O’Malley dropped his 2016 bid for the Democratic nomination after a poor third-place finish in the Iowa caucuses, far behind eventual nominee Hillary Clinton and Sanders.

“When I’m asked whether I’ll run again, I say ‘I just might. I very well might,’ ” O’Malley said. “But right now, what I’ve decided is that I’m going to put my energies into helping people that are running in these midterms. In other words, I’ve made an affirmative decision not to make that decision right now.”

What is clear is that making trips to early-voting states like New Hampshire – and campaigning for Democratic candidates here and across the country who are running this year and next – could pay dividends in 2019, when the next presidential nomination primary battle heats up.

When it came to his 2016 longshot campaign, O’Malley said, “I learned a lot every single day.”

But he added that “I have to tell you that, truthfully, it was one of the most frustrating things I’ve ever attempted in my life.”

O’Malley admitted that the mood of the country worked against his 2016 campaign.

“So much about politics is about timing. And in our country the mood of the nation was one of anger, rage and retribution. People in both the Democratic and Republican Party wanted a sledgehammer.
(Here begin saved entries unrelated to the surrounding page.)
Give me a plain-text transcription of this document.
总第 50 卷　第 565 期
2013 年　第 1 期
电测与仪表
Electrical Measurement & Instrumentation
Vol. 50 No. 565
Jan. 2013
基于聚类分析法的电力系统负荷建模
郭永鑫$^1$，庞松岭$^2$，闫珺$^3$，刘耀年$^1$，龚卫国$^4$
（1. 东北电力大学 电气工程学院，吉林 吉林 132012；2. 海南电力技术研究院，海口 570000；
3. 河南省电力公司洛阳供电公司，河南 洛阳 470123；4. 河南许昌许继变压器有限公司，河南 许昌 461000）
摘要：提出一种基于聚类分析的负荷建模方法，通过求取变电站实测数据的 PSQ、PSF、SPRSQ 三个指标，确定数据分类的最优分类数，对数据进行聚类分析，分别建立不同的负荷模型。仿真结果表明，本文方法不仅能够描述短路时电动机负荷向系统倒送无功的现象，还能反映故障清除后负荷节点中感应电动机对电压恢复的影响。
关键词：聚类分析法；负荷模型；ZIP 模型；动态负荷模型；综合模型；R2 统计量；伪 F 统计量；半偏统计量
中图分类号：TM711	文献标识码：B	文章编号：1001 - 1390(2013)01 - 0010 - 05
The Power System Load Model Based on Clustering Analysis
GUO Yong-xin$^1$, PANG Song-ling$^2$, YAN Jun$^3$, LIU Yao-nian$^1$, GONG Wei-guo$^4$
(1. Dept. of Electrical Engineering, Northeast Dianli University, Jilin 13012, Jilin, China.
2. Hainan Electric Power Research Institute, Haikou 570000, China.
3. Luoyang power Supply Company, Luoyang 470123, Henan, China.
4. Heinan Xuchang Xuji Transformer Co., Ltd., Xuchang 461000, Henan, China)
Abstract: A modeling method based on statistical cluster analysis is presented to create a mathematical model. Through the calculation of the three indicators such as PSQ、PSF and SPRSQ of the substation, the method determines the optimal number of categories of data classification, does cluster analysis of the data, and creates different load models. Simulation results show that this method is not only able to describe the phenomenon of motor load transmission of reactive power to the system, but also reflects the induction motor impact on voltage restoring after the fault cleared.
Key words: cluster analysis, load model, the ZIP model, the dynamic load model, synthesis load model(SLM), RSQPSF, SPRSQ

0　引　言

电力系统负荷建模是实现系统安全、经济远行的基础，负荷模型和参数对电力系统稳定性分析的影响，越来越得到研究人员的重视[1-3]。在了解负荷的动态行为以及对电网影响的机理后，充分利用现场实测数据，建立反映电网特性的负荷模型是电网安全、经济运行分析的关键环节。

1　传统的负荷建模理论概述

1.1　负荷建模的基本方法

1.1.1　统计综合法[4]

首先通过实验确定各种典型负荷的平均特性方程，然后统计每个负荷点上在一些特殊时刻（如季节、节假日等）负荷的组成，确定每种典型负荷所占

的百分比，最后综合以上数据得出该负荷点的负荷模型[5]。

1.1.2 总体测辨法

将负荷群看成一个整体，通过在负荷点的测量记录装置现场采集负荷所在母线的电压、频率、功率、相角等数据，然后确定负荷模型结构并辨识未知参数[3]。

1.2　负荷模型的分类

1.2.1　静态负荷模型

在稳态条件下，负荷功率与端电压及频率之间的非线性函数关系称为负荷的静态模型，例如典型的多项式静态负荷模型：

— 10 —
They wanted to send a message to their national leaders and wanted to break the table of Democracy, if you will,” he explained.

But O’Malley was optimistic that conditions would be different if he ran again.

“We’re moving into a different time, and I believe that people want to know that their government is actually working and looking for the best interests of their families and their kids,” he said.